Culture  /  Book Review

What We Want from Richard Wright

A newly restored novel tests an old dynamic between readers and the author of “Native Son.”
Book
Richard Wright
2021

Richard Wright and James Baldwin were drawn together as satellites of an American literary world contracted by prejudice. But besides differences of heritage and age—one a son of Mississippi, then Chicago; the other of Harlem, a generation behind—they were separated by a formal disagreement about life on the page. Baldwin’s essay “Everybody’s Protest Novel,” first published in 1949 (later collected in “Notes of a Native Son”) made their aesthetic rift public, iconic. Baldwin wrote that Wright’s “Native Son,” not unlike its foremother, “Uncle Tom’s Cabin,” is undermined by its “virtuous rage,” and its protagonist, Bigger Thomas, “controlled, defined by his hatred and his fear.” Among certain jaded readers of the Negro canon (myself included), cultural memory has favored the younger writer’s discernment; his distaste for “Native Son” lingers. Yet the novel remains the work of Wright’s that occludes all others.

Even Baldwin admitted, eventually, that Wright possessed other registers. A year after Wright’s sudden death, in 1960, at the age of fifty-two, a posthumous collection of his fiction, “Eight Men,” was published. Writing on that volume in the essay “Alas, Poor Richard,” Baldwin confessed to “feeling that Wright, as he died, was acquiring a new tone, and a less uncertain esthetic distance, and a new depth.” One of the collected works that gave him this impression was “The Man Who Lived Underground,” a short story that followed a framed man named Fred Daniels on a journey through the dank underworld of an unnamed city’s sewage system, from which he gets glimpses of the world above. Baldwin wrote that the story exemplified Wright’s “ability to convey inward states by means of externals,” with its “series of brief, sharply cut-off tableaus, seen through chinks and cracks and keyholes.”
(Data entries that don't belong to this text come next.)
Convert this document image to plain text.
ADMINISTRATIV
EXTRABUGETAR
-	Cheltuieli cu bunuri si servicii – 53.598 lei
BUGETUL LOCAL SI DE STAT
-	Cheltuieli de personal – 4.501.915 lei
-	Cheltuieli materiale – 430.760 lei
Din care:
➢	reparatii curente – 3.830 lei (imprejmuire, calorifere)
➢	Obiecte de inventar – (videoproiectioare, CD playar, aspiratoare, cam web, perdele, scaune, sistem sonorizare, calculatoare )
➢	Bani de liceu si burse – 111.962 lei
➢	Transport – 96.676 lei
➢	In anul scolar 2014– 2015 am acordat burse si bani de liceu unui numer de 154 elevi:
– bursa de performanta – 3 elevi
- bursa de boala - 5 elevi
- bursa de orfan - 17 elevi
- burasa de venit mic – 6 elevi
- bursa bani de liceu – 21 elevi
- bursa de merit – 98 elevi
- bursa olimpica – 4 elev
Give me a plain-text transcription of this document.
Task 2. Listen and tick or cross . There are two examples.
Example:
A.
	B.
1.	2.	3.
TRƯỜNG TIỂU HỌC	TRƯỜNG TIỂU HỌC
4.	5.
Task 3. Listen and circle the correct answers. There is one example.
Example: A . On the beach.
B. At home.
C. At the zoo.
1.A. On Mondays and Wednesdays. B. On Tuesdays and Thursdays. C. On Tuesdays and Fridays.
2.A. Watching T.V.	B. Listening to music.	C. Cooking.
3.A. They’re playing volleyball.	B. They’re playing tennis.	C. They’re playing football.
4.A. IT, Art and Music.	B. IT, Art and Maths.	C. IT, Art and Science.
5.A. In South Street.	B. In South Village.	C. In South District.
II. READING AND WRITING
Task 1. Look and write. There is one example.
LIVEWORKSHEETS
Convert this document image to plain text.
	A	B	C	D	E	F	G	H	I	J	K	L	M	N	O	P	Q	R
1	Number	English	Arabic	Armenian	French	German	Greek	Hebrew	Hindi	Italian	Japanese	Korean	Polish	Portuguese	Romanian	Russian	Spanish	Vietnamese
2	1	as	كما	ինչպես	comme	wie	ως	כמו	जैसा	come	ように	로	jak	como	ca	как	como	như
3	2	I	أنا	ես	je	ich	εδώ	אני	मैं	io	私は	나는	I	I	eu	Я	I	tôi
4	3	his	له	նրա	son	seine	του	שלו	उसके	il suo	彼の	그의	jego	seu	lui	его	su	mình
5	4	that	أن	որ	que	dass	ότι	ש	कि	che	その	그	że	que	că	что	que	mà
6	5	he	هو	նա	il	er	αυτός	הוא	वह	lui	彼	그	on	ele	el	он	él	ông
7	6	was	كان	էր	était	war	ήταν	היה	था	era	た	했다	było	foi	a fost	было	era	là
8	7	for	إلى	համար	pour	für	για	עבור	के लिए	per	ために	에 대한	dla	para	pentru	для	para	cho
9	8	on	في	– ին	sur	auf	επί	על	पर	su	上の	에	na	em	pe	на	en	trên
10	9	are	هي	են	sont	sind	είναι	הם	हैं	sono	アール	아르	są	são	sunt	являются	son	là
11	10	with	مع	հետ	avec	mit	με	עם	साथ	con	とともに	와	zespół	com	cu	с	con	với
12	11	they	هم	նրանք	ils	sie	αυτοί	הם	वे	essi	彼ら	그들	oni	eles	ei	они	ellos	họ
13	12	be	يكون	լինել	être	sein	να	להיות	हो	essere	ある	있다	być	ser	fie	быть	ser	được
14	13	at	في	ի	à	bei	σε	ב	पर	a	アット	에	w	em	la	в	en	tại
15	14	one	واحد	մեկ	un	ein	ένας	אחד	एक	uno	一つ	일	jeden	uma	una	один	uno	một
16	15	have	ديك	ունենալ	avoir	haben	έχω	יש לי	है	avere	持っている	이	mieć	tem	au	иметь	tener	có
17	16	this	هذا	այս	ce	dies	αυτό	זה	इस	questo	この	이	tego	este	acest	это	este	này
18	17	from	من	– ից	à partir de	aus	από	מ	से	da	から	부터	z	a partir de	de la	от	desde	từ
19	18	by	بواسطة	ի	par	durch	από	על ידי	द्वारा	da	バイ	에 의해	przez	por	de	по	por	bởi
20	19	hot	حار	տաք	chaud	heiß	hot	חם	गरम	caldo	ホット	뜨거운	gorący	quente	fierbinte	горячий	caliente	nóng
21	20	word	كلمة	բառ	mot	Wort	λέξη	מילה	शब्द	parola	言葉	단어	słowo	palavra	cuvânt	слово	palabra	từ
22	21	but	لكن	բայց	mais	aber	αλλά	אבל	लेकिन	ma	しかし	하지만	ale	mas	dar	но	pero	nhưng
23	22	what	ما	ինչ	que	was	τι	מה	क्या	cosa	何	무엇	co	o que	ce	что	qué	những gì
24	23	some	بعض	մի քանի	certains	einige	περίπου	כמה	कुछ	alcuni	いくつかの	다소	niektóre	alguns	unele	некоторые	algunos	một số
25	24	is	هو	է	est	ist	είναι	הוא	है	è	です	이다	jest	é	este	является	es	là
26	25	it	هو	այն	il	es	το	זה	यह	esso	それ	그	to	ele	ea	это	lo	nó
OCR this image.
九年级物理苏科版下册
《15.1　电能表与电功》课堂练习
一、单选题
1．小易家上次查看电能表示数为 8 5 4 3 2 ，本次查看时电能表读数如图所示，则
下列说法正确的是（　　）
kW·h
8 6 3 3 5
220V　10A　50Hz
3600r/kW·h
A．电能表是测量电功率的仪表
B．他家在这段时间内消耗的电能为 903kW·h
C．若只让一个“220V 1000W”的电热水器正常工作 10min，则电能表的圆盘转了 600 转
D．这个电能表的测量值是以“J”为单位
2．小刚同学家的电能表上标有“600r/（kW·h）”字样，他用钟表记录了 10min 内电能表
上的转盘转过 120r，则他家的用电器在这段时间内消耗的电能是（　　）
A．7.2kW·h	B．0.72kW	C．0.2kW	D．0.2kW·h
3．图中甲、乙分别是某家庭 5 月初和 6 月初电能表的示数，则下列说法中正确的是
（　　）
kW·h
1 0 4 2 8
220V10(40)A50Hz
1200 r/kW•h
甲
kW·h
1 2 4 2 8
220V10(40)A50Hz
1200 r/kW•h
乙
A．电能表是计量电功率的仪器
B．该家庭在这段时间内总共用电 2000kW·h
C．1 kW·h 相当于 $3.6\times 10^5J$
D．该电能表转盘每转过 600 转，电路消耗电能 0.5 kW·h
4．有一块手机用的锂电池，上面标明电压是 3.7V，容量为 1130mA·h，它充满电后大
Wright originally wrote “The Man Who Lived Underground” as a novel, which has just been published, for the first time, by the Library of America, in collaboration with Wright’s eldest daughter, Julia. Wright wrote the manuscript in the fall of 1941, only a year after “Native Son,” partially expurgated at the request of the Book-of-the-Month Club, became a commercial sensation. Just a hundred and fifty-nine pages long, “The Man Who Lived Underground” begins with Daniels being detained and beaten by the police, for a crime no one genuinely believes he committed. He escapes custody and flees underground in a fugitive narrative inspired, in part, by a crime story published the same year, in the magazine True Detective. Wright’s publisher, Harper & Brothers, rejected the book. It was trimmed and published as a short story, in 1944, without, among other significant chunks of writing, the first section to explain what motivated Daniels’s descent.